Ryan Graham, the chief technology officer at Everway, acknowledged the situation and stated, “This risk was logged in our ISO27001 risk-register at the time of development, and marked as ‘accepted’ given the limited scope.” According to experts, sometimes it only takes a small misconfiguration to expose massive amounts of sensitive data. Yuanjing Guo noted, “From GA4 analytics secrets to Azure speech keys, and from AWS S3 credentials to Google-specific tokens, each of these snippets demonstrates how a few lines of code can jeopardize an entire service.”
The risk is especially alarming considering that some popular extensions may have been sending sensitive information back home without users’ explicit consent. In response, Symantec has advised users of these extensions to remove them now, until developers correct the insecure HTTP calls.

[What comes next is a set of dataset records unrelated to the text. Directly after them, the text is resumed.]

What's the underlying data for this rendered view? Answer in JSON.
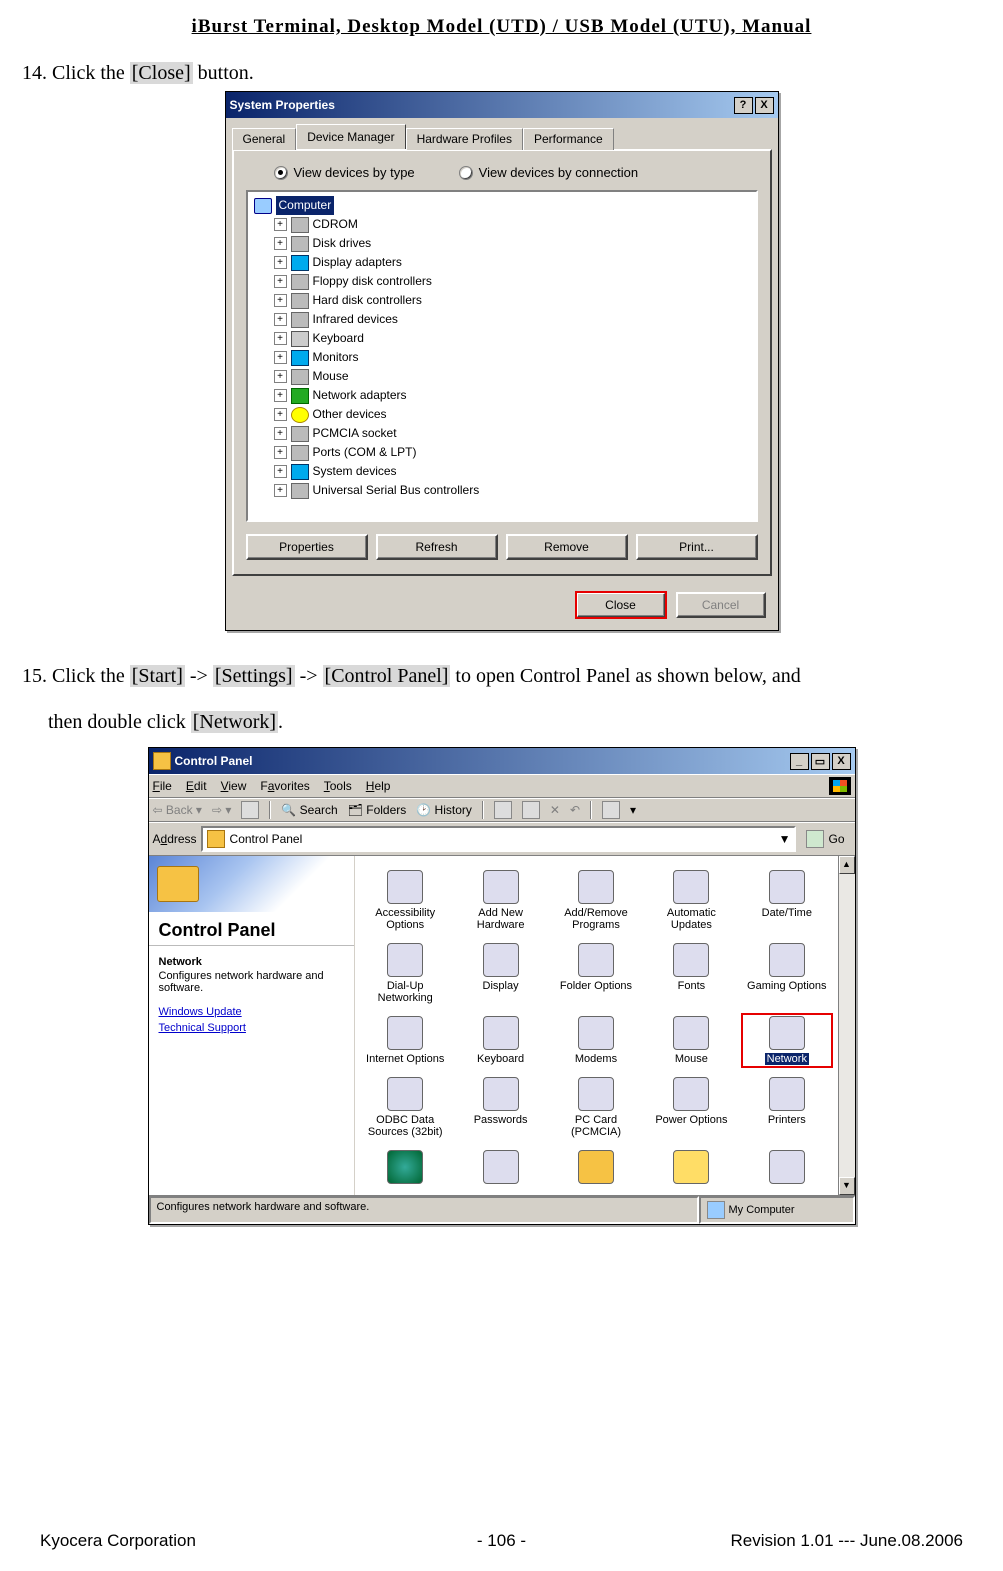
{
  "header": "iBurst Terminal, Desktop Model (UTD) / USB Model (UTU), Manual",
  "step14": {
    "num": "14. ",
    "pre": "Click the ",
    "hl": "[Close]",
    "post": " button."
  },
  "step15": {
    "num": "15. ",
    "pre": "Click the ",
    "hl1": "[Start]",
    "a": " -> ",
    "hl2": "[Settings]",
    "b": " -> ",
    "hl3": "[Control Panel]",
    "mid": " to open Control Panel as shown below, and",
    "line2_pre": "then double click ",
    "hl4": "[Network]",
    "line2_post": "."
  },
  "sysprops": {
    "title": "System Properties",
    "tabs": [
      "General",
      "Device Manager",
      "Hardware Profiles",
      "Performance"
    ],
    "activeTab": 1,
    "radios": [
      "View devices by type",
      "View devices by connection"
    ],
    "root": "Computer",
    "devices": [
      "CDROM",
      "Disk drives",
      "Display adapters",
      "Floppy disk controllers",
      "Hard disk controllers",
      "Infrared devices",
      "Keyboard",
      "Monitors",
      "Mouse",
      "Network adapters",
      "Other devices",
      "PCMCIA socket",
      "Ports (COM & LPT)",
      "System devices",
      "Universal Serial Bus controllers"
    ],
    "btns": {
      "prop": "Properties",
      "refresh": "Refresh",
      "remove": "Remove",
      "print": "Print..."
    },
    "dlgBtns": {
      "close": "Close",
      "cancel": "Cancel"
    },
    "help": "?",
    "x": "X"
  },
  "cp": {
    "title": "Control Panel",
    "menus": {
      "file": "File",
      "edit": "Edit",
      "view": "View",
      "fav": "Favorites",
      "tools": "Tools",
      "help": "Help"
    },
    "toolbar": {
      "back": "Back",
      "search": "Search",
      "folders": "Folders",
      "history": "History"
    },
    "addrLabel": "Address",
    "addrVal": "Control Panel",
    "go": "Go",
    "sideTitle": "Control Panel",
    "descHead": "Network",
    "descBody": "Configures network hardware and software.",
    "links": [
      "Windows Update",
      "Technical Support"
    ],
    "items": [
      "Accessibility Options",
      "Add New Hardware",
      "Add/Remove Programs",
      "Automatic Updates",
      "Date/Time",
      "Dial-Up Networking",
      "Display",
      "Folder Options",
      "Fonts",
      "Gaming Options",
      "Internet Options",
      "Keyboard",
      "Modems",
      "Mouse",
      "Network",
      "ODBC Data Sources (32bit)",
      "Passwords",
      "PC Card (PCMCIA)",
      "Power Options",
      "Printers"
    ],
    "selectedIndex": 14,
    "status": "Configures network hardware and software.",
    "statusRight": "My Computer",
    "min": "_",
    "max": "▭",
    "x": "X"
  },
  "footer": {
    "left": "Kyocera Corporation",
    "page": "- 106 -",
    "right": "Revision 1.01 --- June.08.2006"
  }
}
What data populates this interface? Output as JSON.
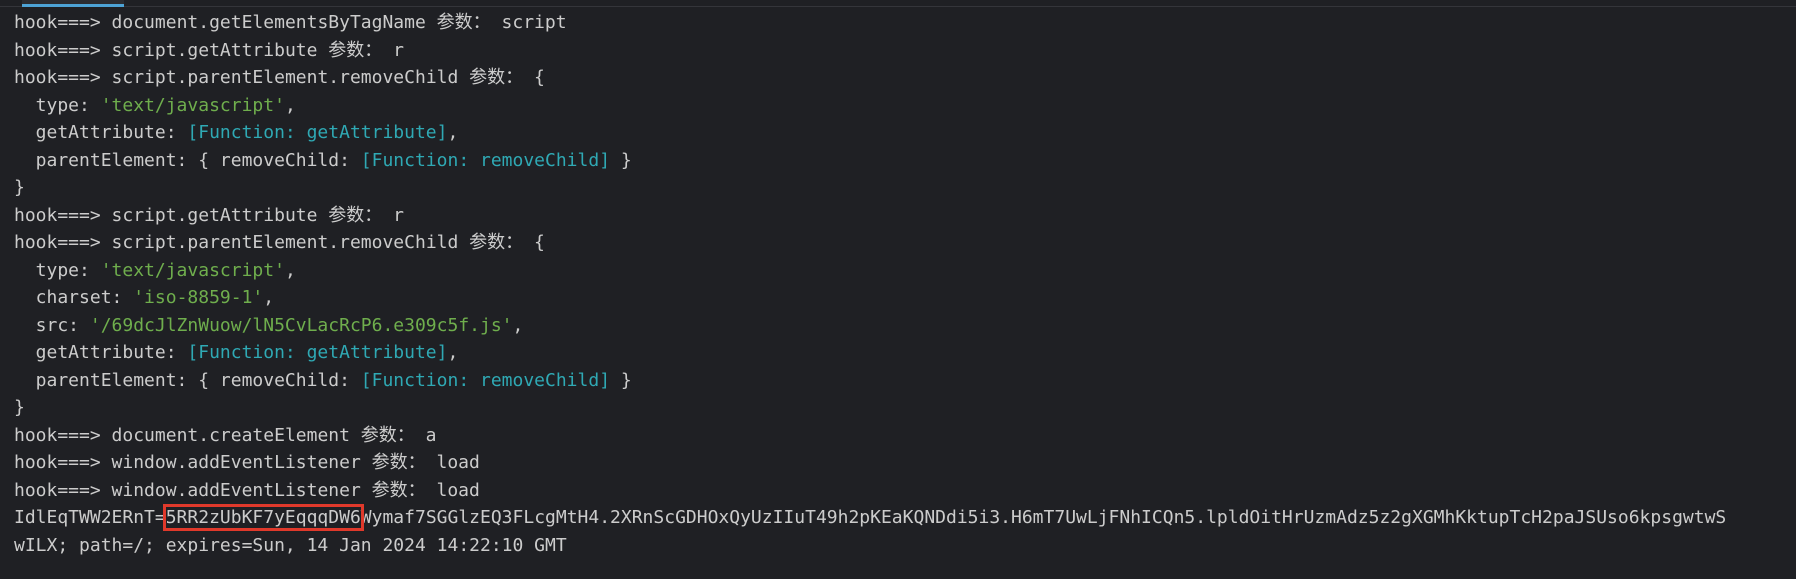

“Users of these extensions should consider removing them until the developers address the insecure [HTTP] calls,” – Symantec
Equatio, another developer affected by this travesty, summed it up best. They agreed that while this Azure API key was indeed limited in scope and had a low usage cap per month, its exposure still poses significant risks. In particular, they assured that this key only impacts the developer and only for limited transactional purposes.
Even with these reassurances, industry experts warn that extensions should come under additional scrutiny. Yuanjing Guo remarked, “Extensions should be scrutinized for the protocols they use and the data they share, to ensure users’ information remains truly safe.” He warned organizations not to store any sensitive credentials on the client side. Security mistakes such as hard-coded credentials can expose sensitive data and perpetuate harm.
The overarching lesson from this incident is clear: a large install base or a well-known brand does not guarantee adherence to best practices concerning encryption and user data protection.